Re: Pandemic seems to be leveling off, expert says Originally Posted by Miwila
Yes right....leveling off. That's probably because it was another product of overhyped media fearmongering to begin with. People who don't watch tv or use the internet must be the happiest beings on the planet.
It is not the number of cases that is important. It is who is dying that makes this makes this virus more than overhyped fearmongering!
I work in acute care in a magnet hospital. We are frequently having to isolate, and test for swine flu with patients that had no s/s in the ED or other floors, but showing signs after we get them.
What if you were to just think about who was getting sick now as opposed to who got sick, and died from flu in the past few years. Many of the fatal cases that we are seeing currently are in people who had a prior existing condition. But, generally, these are not the people that you would expect to die of seasonal flu because they are not elderly, or infants. As you may recall, it is the elderly or the very young that are most at risk with seasonal flu.

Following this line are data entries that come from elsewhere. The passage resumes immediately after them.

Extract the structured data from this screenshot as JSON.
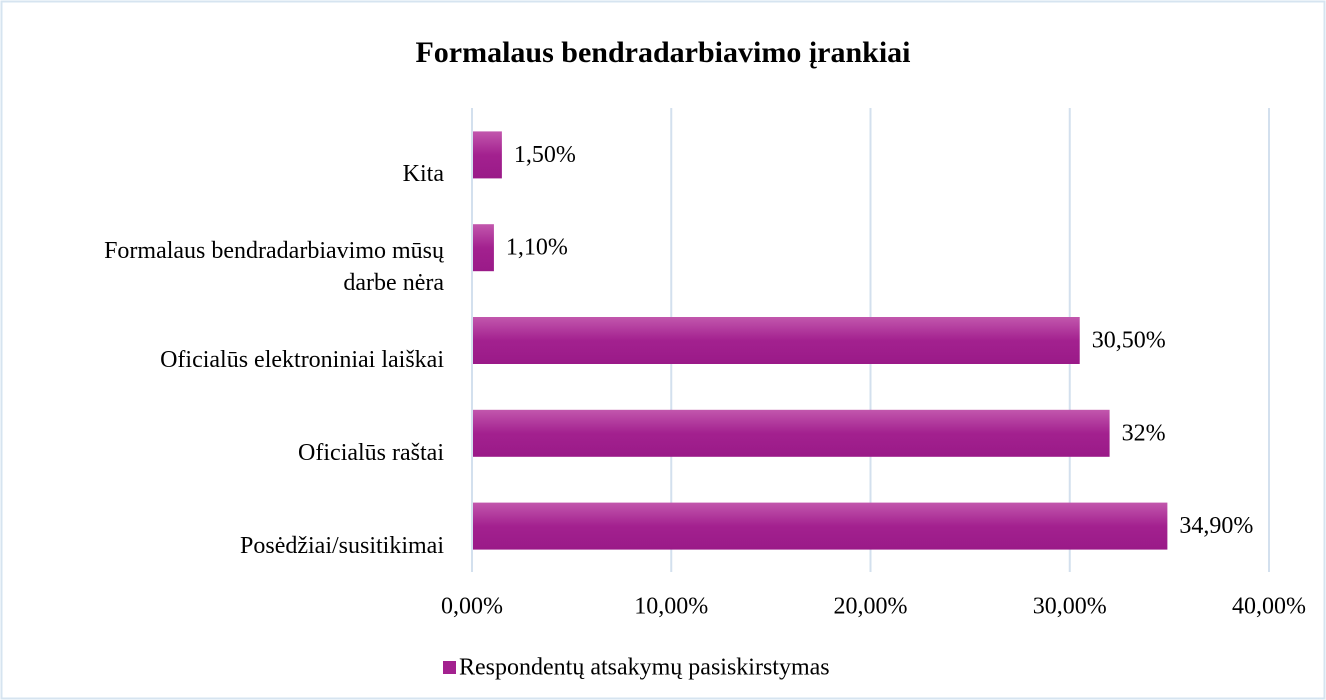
{
  "chart_data": {
    "type": "bar",
    "orientation": "horizontal",
    "title": "Formalaus bendradarbiavimo įrankiai",
    "categories": [
      "Kita",
      "Formalaus bendradarbiavimo mūsų darbe nėra",
      "Oficialūs elektroniniai laiškai",
      "Oficialūs raštai",
      "Posėdžiai/susitikimai"
    ],
    "series": [
      {
        "name": "Respondentų atsakymų pasiskirstymas",
        "color": "#a3218f",
        "values": [
          1.5,
          1.1,
          30.5,
          32,
          34.9
        ],
        "value_labels": [
          "1,50%",
          "1,10%",
          "30,50%",
          "32%",
          "34,90%"
        ]
      }
    ],
    "xlim": [
      0,
      40
    ],
    "xticks": [
      {
        "value": 0,
        "label": "0,00%"
      },
      {
        "value": 10,
        "label": "10,00%"
      },
      {
        "value": 20,
        "label": "20,00%"
      },
      {
        "value": 30,
        "label": "30,00%"
      },
      {
        "value": 40,
        "label": "40,00%"
      }
    ],
    "grid": true,
    "legend": "bottom"
  }
}
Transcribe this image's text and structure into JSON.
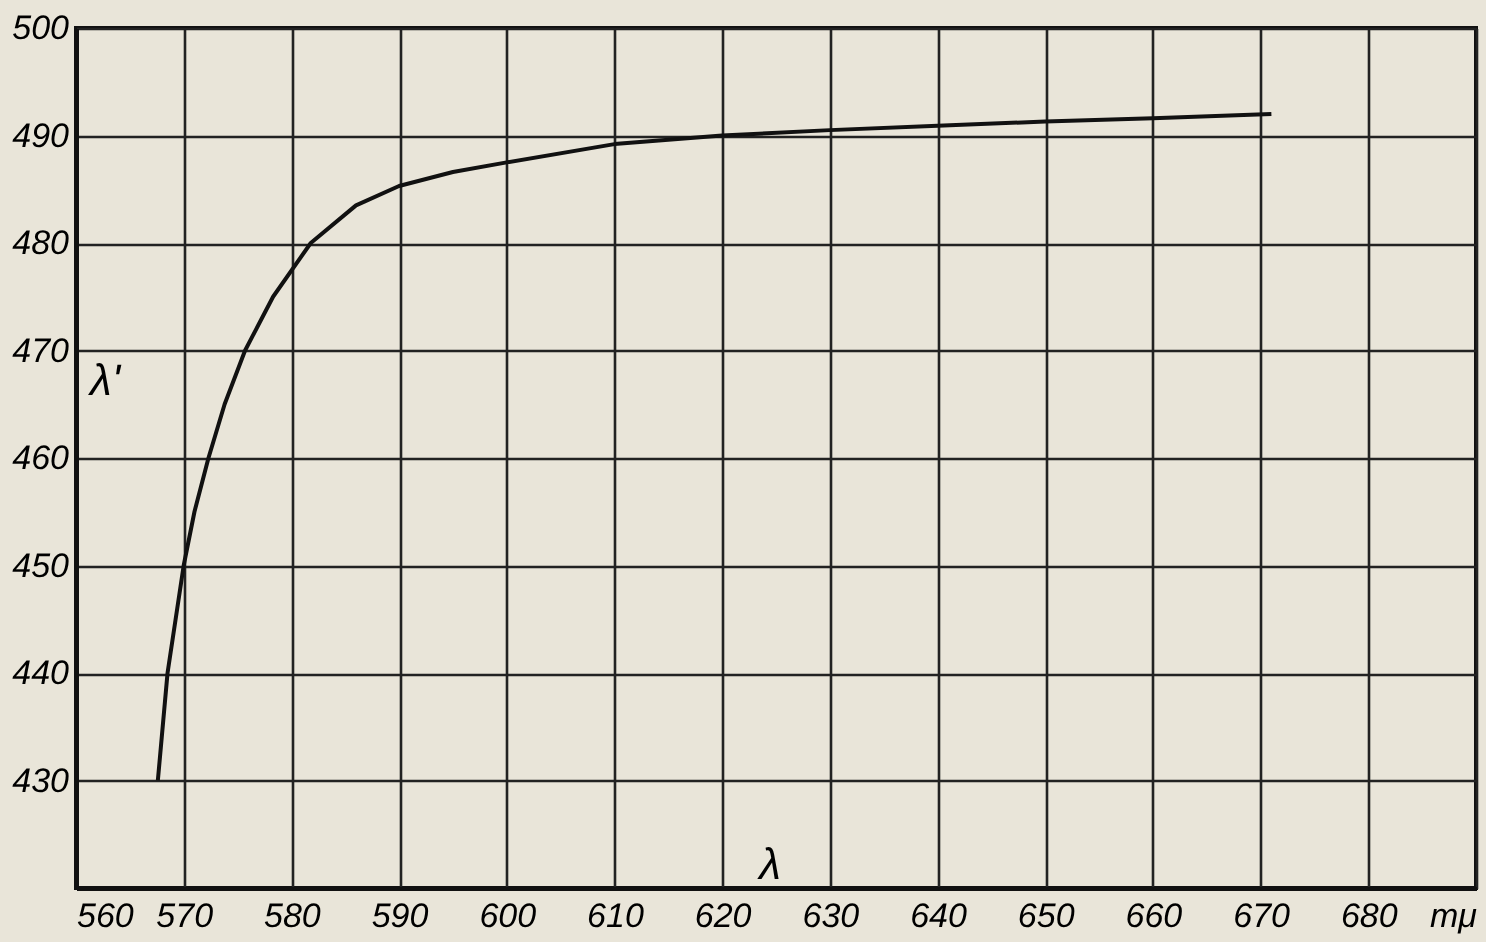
{
  "chart_data": {
    "type": "line",
    "xlabel": "λ",
    "ylabel": "λ'",
    "xlim": [
      560,
      690
    ],
    "ylim": [
      420,
      500
    ],
    "xticks": [
      560,
      570,
      580,
      590,
      600,
      610,
      620,
      630,
      640,
      650,
      660,
      670,
      680,
      {
        "value": 690,
        "label": "mμ"
      }
    ],
    "yticks": [
      430,
      440,
      450,
      460,
      470,
      480,
      490,
      500
    ],
    "grid": true,
    "marker": "none",
    "line_style": "solid",
    "series": [
      {
        "color": "#111111",
        "x": [
          567.6,
          568.5,
          570,
          571,
          572.3,
          573.8,
          575.7,
          578.3,
          581.8,
          586,
          590,
          595,
          600,
          610,
          620,
          630,
          640,
          650,
          660,
          671
        ],
        "values": [
          430,
          440,
          450,
          455,
          460,
          465,
          470,
          475,
          480,
          483.5,
          485.3,
          486.6,
          487.5,
          489.2,
          490,
          490.5,
          490.9,
          491.3,
          491.6,
          492
        ]
      }
    ]
  }
}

What is really most amazing to me, is that completely healthy pregnant women, kids, teens and young adults are dying of this flu as well without prior health problems. Pregnant women as a group are being hit hard. It just isn't normal to read of case after case of people dying this way in the spring and summer, and now into the fall. You have perhaps noticed these deaths? They appear to be completely random events. The flu may hit more than one family member yet one lives, and another dies. There is no explanation as to why. This is no hype.
http://allnurses.com/nursing-news/nu...ng-400466.html http://allnurses.com/nursing-news/nu...ow-422611.html http://allnurses.com/nursing-news/nu...lu-399332.html
A very important difference between the seasonal flu viruses and swine flu virus lies in the abilty of the swine virus to infect deep lung tissue. You just don't see this as often with seasonal flu. The lungs of some of these cases are so damaged, that ordinary vents can't oxgenate them. ECMO had to be used as a last ditch effort if it is available, and they qualify for it.
http://allnurses.com/nursing-news/nu...we-410682.html http://chealth.canoe.ca/channel_heal...&relation_id=0 Originally Posted by chealth.canoe.ca Earlier studies conducted in tissue culture and in ferrets - the best animal model for human flu - found the new virus is drawn to tissue found deep in the lung. That's a penchant it shares with H5N1. Seasonal flu viruses attack the upper airways.
http://www.digitaljournal.com/article/279039 Originally Posted by www.digitaljournal.com ...the swine flu actively attaches to receptors in deep lung cells in addition to the receptors of cells in the nose and throat. This deep lung attachment activity is something that the more ordinary seasonal flu variants cannot do.
The findings support the more dangerous nature of the H1N1 virus in that it simply can attach to more cells, giving it greater variability and impact across more cell tissue.
We lost a patient well known to us recently. We had just discharged her two days prior to her admission to ICU where she died despite all interventions.
A young mother died at our hospital. She had to have an emergency C-secton. They put her on ECMO as a last resort to try and save her, but they failed. We have a child on ECMO right now. It takes two nurses to one patient to care for someone on ECMO. It is a hugh financial expense for someone that only has a 50/50 chance of surivival.
I don't always know what is going on in the rest of the hospital, but I do know that pandemics last a long time.
They last until there are no more susceptible hosts. We are now into the 8th month of this pandemic. Typically, they wax and wane
in waves of infection. We are only in the 2d wave. It is just November. What do you think is going to happen when it gets colder in the northern states? Generally flu
likes it cold although this virus has been continually killing people since April right thru
the summer as well, and is still around. I am in Florida like you but in the south
central area. I think that we are getting a respite in our area at least for now
although I am still hearing of deaths, and have colleagues whose twenty something
kids were very, very ill. Many staff on my unit have been on Tamiflu, and one lost a friend of his from this virus. That is my reality.
If you have not had to deal with this professionally or known some of the sick, then you have been lucky.